It's the kind of asteroid that some scientists worry about, and it's coming relatively close to Earth on Saturday. Thankfully, it is expected to remain a safe distance away.
Named 2002 NN4, the asteroid is more than 1,000 feet across and will swing by near enough to make it onto NASA's "close approach" list, which documents near-Earth objects and the dates they approach our planet.
It's traveling at more than 20,000 mph — so the damage 2002 NN4 could inflict on earth is catastrophic, Derek Buzasi, professor of physics at Florida Gulf Coast University, told USA TODAY. He said 2002 NN4 is bigger than roughly 90% of asteroids and likened it to a football stadium.

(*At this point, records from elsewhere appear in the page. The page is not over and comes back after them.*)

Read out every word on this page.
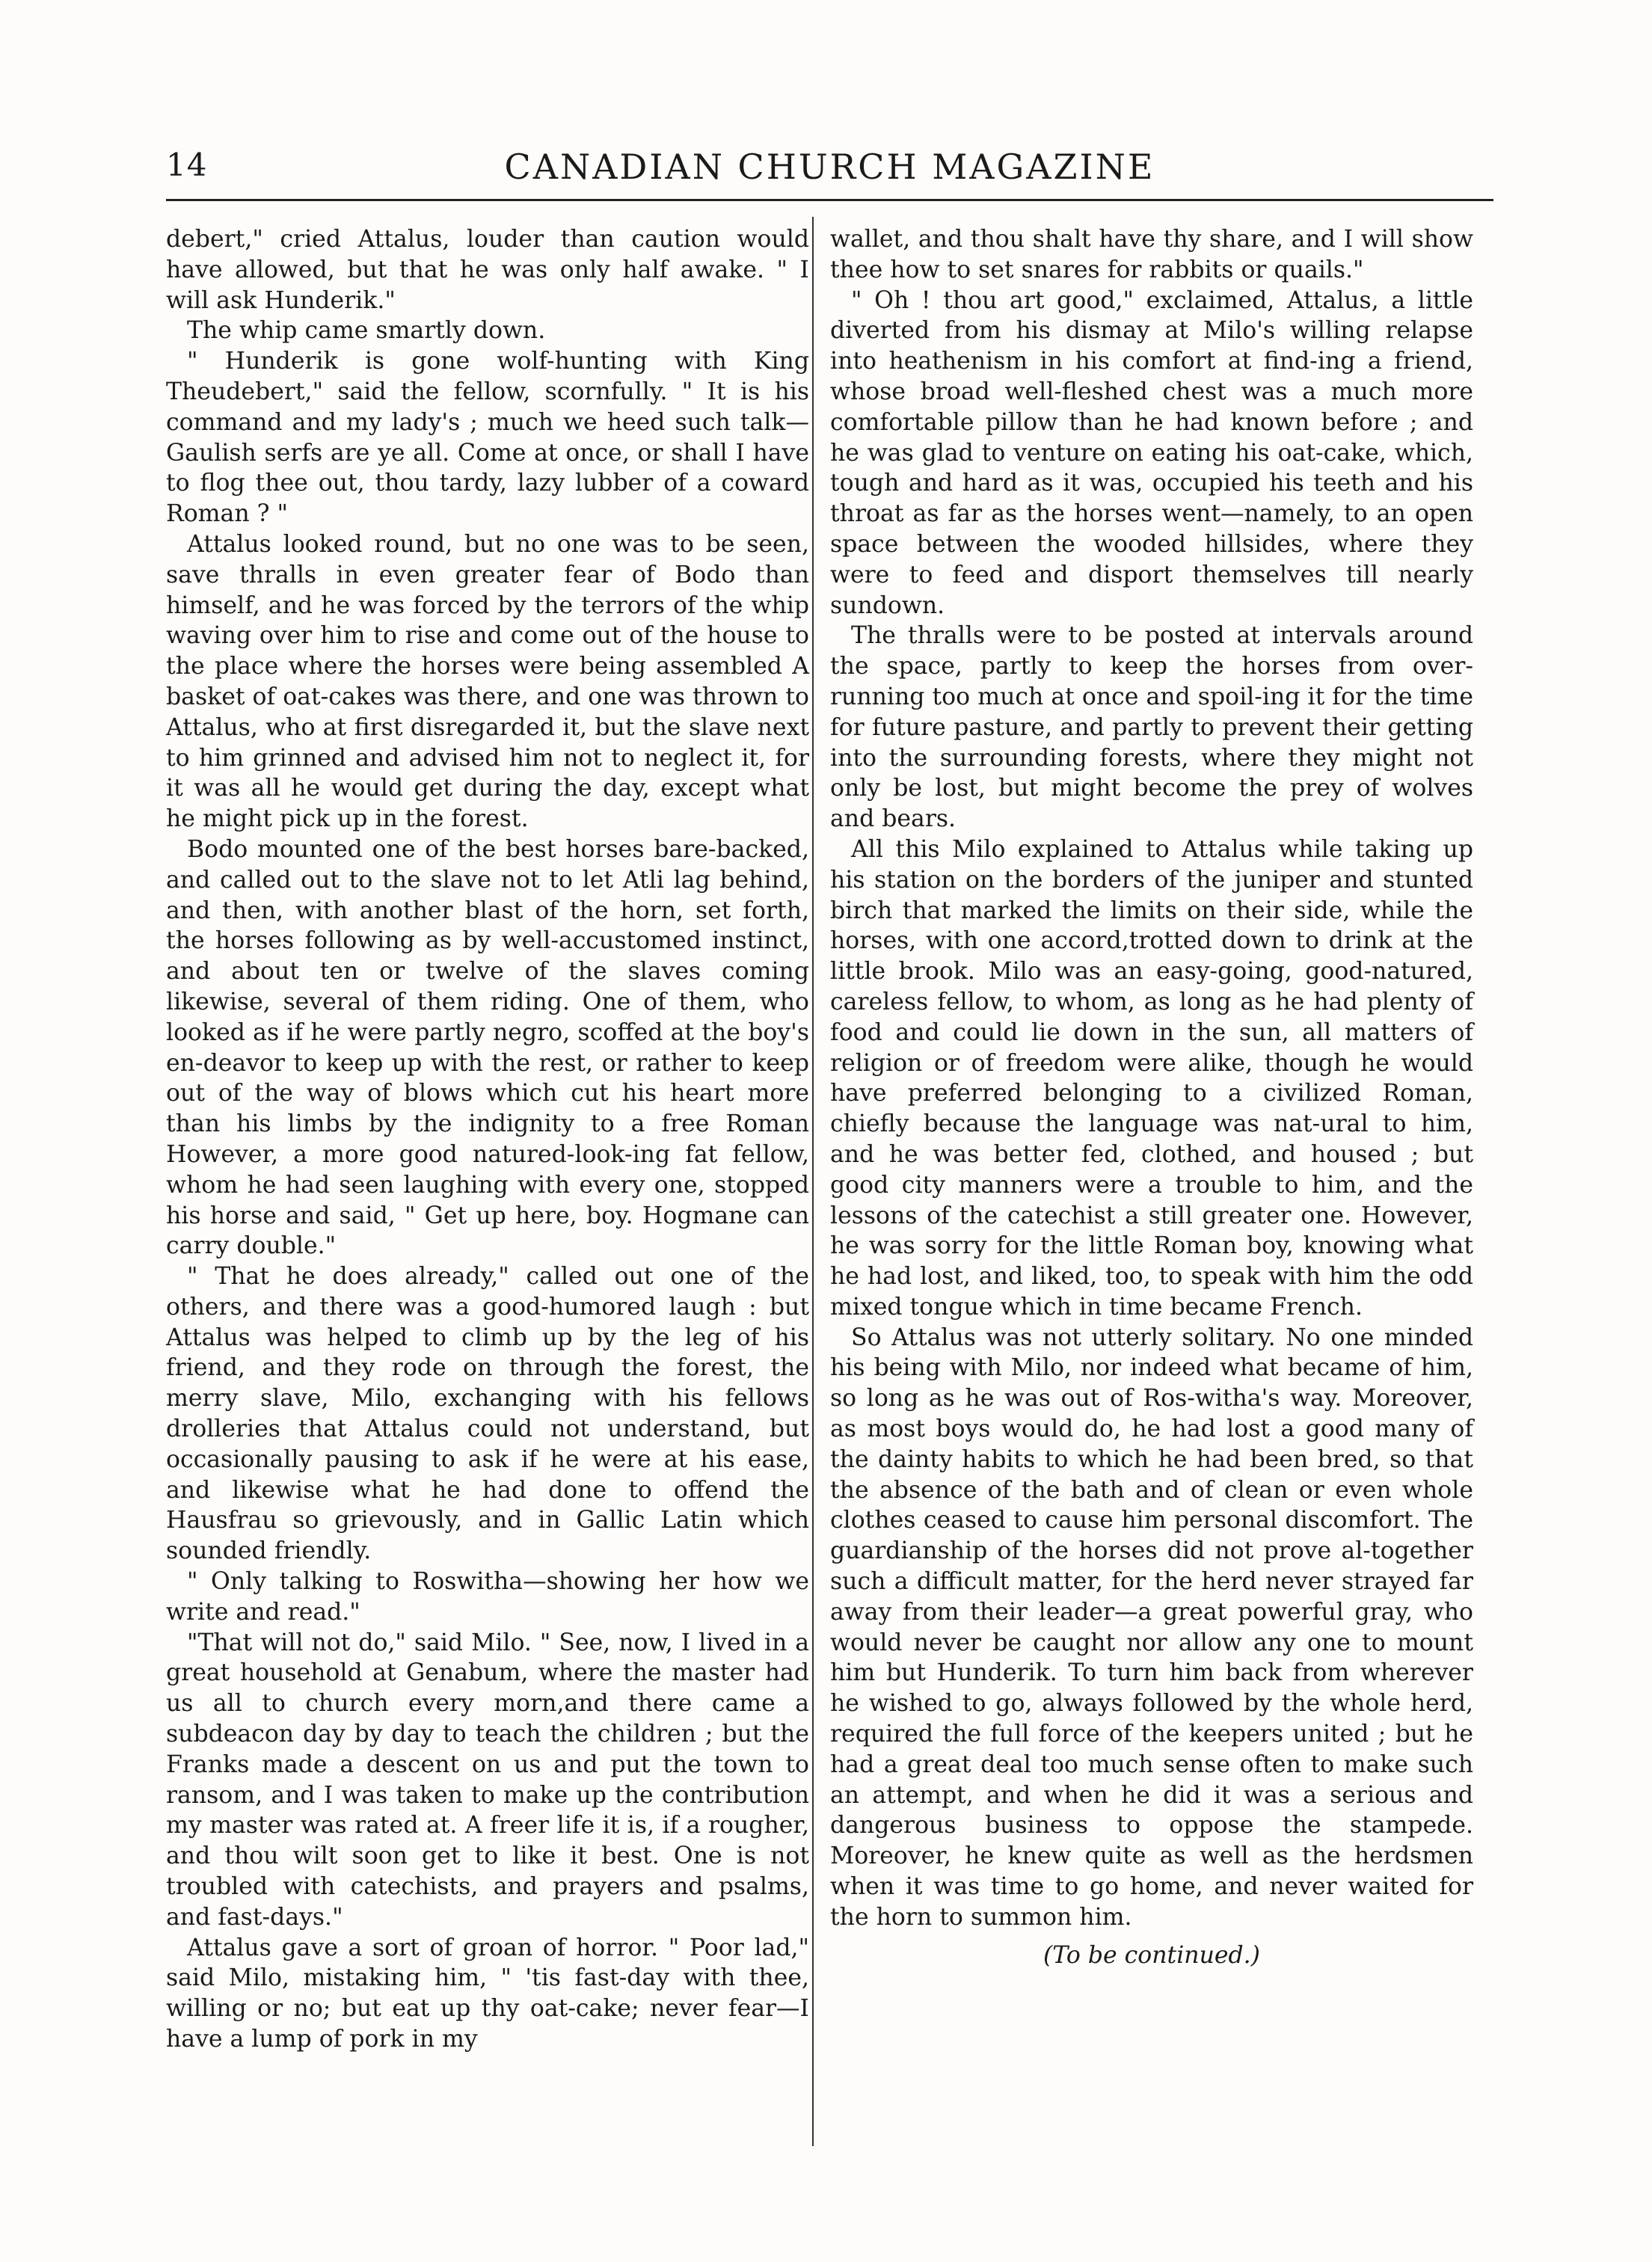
14	CANADIAN CHURCH MAGAZINE

debert," cried Attalus, louder than caution would have allowed, but that he was only half awake. " I will ask Hunderik."

The whip came smartly down.

" Hunderik is gone wolf-hunting with King Theudebert," said the fellow, scornfully. " It is his command and my lady's ; much we heed such talk—Gaulish serfs are ye all. Come at once, or shall I have to flog thee out, thou tardy, lazy lubber of a coward Roman ? "

Attalus looked round, but no one was to be seen, save thralls in even greater fear of Bodo than himself, and he was forced by the terrors of the whip waving over him to rise and come out of the house to the place where the horses were being assembled A basket of oat-cakes was there, and one was thrown to Attalus, who at first disregarded it, but the slave next to him grinned and advised him not to neglect it, for it was all he would get during the day, except what he might pick up in the forest.

Bodo mounted one of the best horses bare-backed, and called out to the slave not to let Atli lag behind, and then, with another blast of the horn, set forth, the horses following as by well-accustomed instinct, and about ten or twelve of the slaves coming likewise, several of them riding. One of them, who looked as if he were partly negro, scoffed at the boy's en-deavor to keep up with the rest, or rather to keep out of the way of blows which cut his heart more than his limbs by the indignity to a free Roman However, a more good natured-look-ing fat fellow, whom he had seen laughing with every one, stopped his horse and said, " Get up here, boy. Hogmane can carry double."

" That he does already," called out one of the others, and there was a good-humored laugh : but Attalus was helped to climb up by the leg of his friend, and they rode on through the forest, the merry slave, Milo, exchanging with his fellows drolleries that Attalus could not understand, but occasionally pausing to ask if he were at his ease, and likewise what he had done to offend the Hausfrau so grievously, and in Gallic Latin which sounded friendly.

" Only talking to Roswitha—showing her how we write and read."

"That will not do," said Milo. " See, now, I lived in a great household at Genabum, where the master had us all to church every morn,and there came a subdeacon day by day to teach the children ; but the Franks made a descent on us and put the town to ransom, and I was taken to make up the contribution my master was rated at. A freer life it is, if a rougher, and thou wilt soon get to like it best. One is not troubled with catechists, and prayers and psalms, and fast-days."

Attalus gave a sort of groan of horror. " Poor lad," said Milo, mistaking him, " 'tis fast-day with thee, willing or no; but eat up thy oat-cake; never fear—I have a lump of pork in my

wallet, and thou shalt have thy share, and I will show thee how to set snares for rabbits or quails."

" Oh ! thou art good," exclaimed, Attalus, a little diverted from his dismay at Milo's willing relapse into heathenism in his comfort at find-ing a friend, whose broad well-fleshed chest was a much more comfortable pillow than he had known before ; and he was glad to venture on eating his oat-cake, which, tough and hard as it was, occupied his teeth and his throat as far as the horses went—namely, to an open space between the wooded hillsides, where they were to feed and disport themselves till nearly sundown.

The thralls were to be posted at intervals around the space, partly to keep the horses from over-running too much at once and spoil-ing it for the time for future pasture, and partly to prevent their getting into the surrounding forests, where they might not only be lost, but might become the prey of wolves and bears.

All this Milo explained to Attalus while taking up his station on the borders of the juniper and stunted birch that marked the limits on their side, while the horses, with one accord,trotted down to drink at the little brook. Milo was an easy-going, good-natured, careless fellow, to whom, as long as he had plenty of food and could lie down in the sun, all matters of religion or of freedom were alike, though he would have preferred belonging to a civilized Roman, chiefly because the language was nat-ural to him, and he was better fed, clothed, and housed ; but good city manners were a trouble to him, and the lessons of the catechist a still greater one. However, he was sorry for the little Roman boy, knowing what he had lost, and liked, too, to speak with him the odd mixed tongue which in time became French.

So Attalus was not utterly solitary. No one minded his being with Milo, nor indeed what became of him, so long as he was out of Ros-witha's way. Moreover, as most boys would do, he had lost a good many of the dainty habits to which he had been bred, so that the absence of the bath and of clean or even whole clothes ceased to cause him personal discomfort. The guardianship of the horses did not prove al-together such a difficult matter, for the herd never strayed far away from their leader—a great powerful gray, who would never be caught nor allow any one to mount him but Hunderik. To turn him back from wherever he wished to go, always followed by the whole herd, required the full force of the keepers united ; but he had a great deal too much sense often to make such an attempt, and when he did it was a serious and dangerous business to oppose the stampede. Moreover, he knew quite as well as the herdsmen when it was time to go home, and never waited for the horn to summon him.

(To be continued.)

Thankfully, this particular space rock is predicted to stay more than 3 million miles away — or 13 times farther from us than the Moon, NASA said in an emailed statement to USA TODAY. The path of the asteroid is expected to vary by only around 125 miles.
"In short, 2002 NN4 is a very well-known asteroid with a known orbit that will pass Earth at a (very) safe distance," wrote Ian J. O'Neill of NASA's Jet Propulsion Laboratory.
Asteroids like 2002 NN4 cause concern because of their potential impact on Earth. While smaller space rocks are difficult to track, they are unlikely to cause major damage. Larger asteroids are fairly well understood and tracked, Buzasi said.
While the path of 2002 NN4 is well known, some asteroids its size may have not yet been discovered, Buzasi said. Those are the ones experts worry about.